Published 08/05/2025, 11:00
© Reuters.

On Thursday, Citi analysts, led by Ronald Josey, reaffirmed their Buy rating on Alphabet Inc. (NASDAQ:GOOGL) with a steadfast price target of $200.00. The tech giant, currently valued at $1.84 trillion, has demonstrated robust financial health with a 13% year-over-year revenue growth. According to InvestingPro analysis, Alphabet appears undervalued at current levels, with multiple indicators suggesting strong fundamentals. The endorsement comes amid observations of changing dynamics within the search engine market. Apple (NASDAQ:AAPL)’s Senior Vice President of Services, Eddy Cue, indicated that Google Search volumes on Safari experienced a decline in April, marking the first instance of such a downturn. This shift is attributed to the growing popularity of alternative AI-driven search tools such as ChatGPT, which boasts over 500 million weekly active users and 20 million paying subscribers, along with other emerging platforms like Perplexity AI and Anthropic. Despite these challenges, InvestingPro data shows Alphabet maintains a strong financial position with more cash than debt on its balance sheet and excellent liquidity metrics.

Further stirring the competitive landscape, Apple may consider integrating these AI alternatives within Safari’s search results, although they are not expected to replace Google as the default option. The integration of OpenAI with Apple Intelligence in the upcoming iOS 18 also highlights the intensifying rivalry in search capabilities.

Despite the deceleration of cost-per-click (CPC) growth to +2% year-over-year in the first quarter, Citi’s focus remains on Alphabet’s innovation in generative AI, with notable developments such as Gemini, which has attracted over 350 million users, AI Overviews, and the beta version of AI Mode. The analysts anticipate further insights into Alphabet’s strategic response to these market shifts during the upcoming Google I/O event scheduled for May 20-21.

Alphabet’s commitment to evolving its products to maintain a competitive edge in generative AI is a central reason for Citi’s sustained Buy rating.
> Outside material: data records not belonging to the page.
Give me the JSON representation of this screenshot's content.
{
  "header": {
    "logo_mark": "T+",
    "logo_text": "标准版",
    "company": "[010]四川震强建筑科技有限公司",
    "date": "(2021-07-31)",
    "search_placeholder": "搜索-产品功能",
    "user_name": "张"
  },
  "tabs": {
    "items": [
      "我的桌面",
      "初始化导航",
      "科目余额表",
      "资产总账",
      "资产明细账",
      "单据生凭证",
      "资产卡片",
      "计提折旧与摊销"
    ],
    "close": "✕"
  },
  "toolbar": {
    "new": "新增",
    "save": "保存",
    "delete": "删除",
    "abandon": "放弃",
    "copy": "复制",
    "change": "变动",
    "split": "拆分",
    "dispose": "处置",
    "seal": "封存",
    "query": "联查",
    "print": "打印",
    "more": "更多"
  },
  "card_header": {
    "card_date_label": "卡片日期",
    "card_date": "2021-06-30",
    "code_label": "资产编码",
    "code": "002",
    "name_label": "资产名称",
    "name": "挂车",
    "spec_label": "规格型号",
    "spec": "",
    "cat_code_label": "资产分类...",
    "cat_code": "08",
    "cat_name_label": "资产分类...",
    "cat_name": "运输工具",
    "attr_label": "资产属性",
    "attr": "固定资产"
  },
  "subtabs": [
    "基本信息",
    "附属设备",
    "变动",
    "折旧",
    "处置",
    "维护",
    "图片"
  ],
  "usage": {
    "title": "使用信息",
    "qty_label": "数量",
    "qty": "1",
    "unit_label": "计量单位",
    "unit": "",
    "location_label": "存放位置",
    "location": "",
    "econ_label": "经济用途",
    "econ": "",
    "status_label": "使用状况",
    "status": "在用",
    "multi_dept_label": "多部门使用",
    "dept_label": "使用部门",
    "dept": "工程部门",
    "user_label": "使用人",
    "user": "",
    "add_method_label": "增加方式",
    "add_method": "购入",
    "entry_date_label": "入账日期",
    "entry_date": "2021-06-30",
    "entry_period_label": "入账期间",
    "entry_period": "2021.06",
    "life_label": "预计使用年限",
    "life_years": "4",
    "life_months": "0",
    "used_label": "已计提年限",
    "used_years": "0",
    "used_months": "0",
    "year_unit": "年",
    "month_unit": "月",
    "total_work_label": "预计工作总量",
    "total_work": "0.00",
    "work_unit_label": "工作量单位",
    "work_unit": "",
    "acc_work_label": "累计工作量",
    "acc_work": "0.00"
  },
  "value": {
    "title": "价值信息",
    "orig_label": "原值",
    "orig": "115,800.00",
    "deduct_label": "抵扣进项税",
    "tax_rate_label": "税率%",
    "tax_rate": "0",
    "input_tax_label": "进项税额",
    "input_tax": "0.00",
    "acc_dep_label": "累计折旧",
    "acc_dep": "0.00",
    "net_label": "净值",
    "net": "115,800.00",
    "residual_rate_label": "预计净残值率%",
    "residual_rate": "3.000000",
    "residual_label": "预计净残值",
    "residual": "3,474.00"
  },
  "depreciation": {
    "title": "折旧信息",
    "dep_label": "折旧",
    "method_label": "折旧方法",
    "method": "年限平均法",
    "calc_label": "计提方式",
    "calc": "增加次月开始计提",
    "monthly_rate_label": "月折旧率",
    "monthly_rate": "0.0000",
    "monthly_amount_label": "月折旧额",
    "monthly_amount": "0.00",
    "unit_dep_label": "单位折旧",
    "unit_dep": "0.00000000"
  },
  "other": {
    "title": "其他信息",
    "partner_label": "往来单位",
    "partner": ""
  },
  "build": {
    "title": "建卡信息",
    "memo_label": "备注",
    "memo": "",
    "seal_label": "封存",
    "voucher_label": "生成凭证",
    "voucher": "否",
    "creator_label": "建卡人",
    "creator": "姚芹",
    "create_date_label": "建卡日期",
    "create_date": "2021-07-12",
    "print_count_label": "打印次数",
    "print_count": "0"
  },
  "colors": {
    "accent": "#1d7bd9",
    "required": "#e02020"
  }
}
The firm looks forward to the tech giant’s forthcoming announcements and product updates, which could potentially influence the company’s standing in the rapidly changing tech landscape. Trading at a P/E ratio of 16.77, the stock offers an attractive entry point relative to its near-term earnings growth potential. For deeper insights into Alphabet’s valuation and growth prospects, investors can access comprehensive analysis through InvestingPro, which offers exclusive financial metrics and expert research reports.

In other recent news, Google’s financial prospects are under scrutiny as the company faces potential challenges in its search engine business. Analyst Gene Munster from Deepwater Management has pointed out that Google’s reliance on sponsored ads may need reevaluation due to a shift towards AI-powered search results. Additionally, Apple’s consideration of implementing an AI search feature in its browser could further impact Google’s ad revenue, as highlighted by Apple’s Eddy Cue during a trial on Google’s search practices. The trial also revealed Apple’s exploration of alternative search providers like Perplexity and Anthropic, raising concerns about Alphabet’s future revenue from search.

Meanwhile, Meta, the parent company of Facebook (NASDAQ:META), is expected to continue growing despite the rise of AI platforms. A former head of ad partnerships at Meta emphasized Facebook’s robust data collection capabilities and user base as significant strengths. In the autonomous vehicle sector, Waymo announced plans to expand its fleet with 2,000 new robotaxis by 2026, supported by a new manufacturing plant in Metro Phoenix. This expansion is part of Waymo’s strategy to meet growing demand and enhance its autonomous ride-hailing service.

In the broader tech industry, Nvidia (NASDAQ:NVDA) led a decline among the Magnificent Seven stocks, which include Amazon (NASDAQ:AMZN), Microsoft (NASDAQ:MSFT), Apple, Alphabet, Meta, and Tesla (NASDAQ:TSLA). The decline reflects a cooling of the recent tech rally amid uncertainties surrounding trade policy and economic direction. Additionally, media-exposed companies are facing pressure following President Trump’s announcement of a 100% tariff on films produced overseas, which could impact their profitability.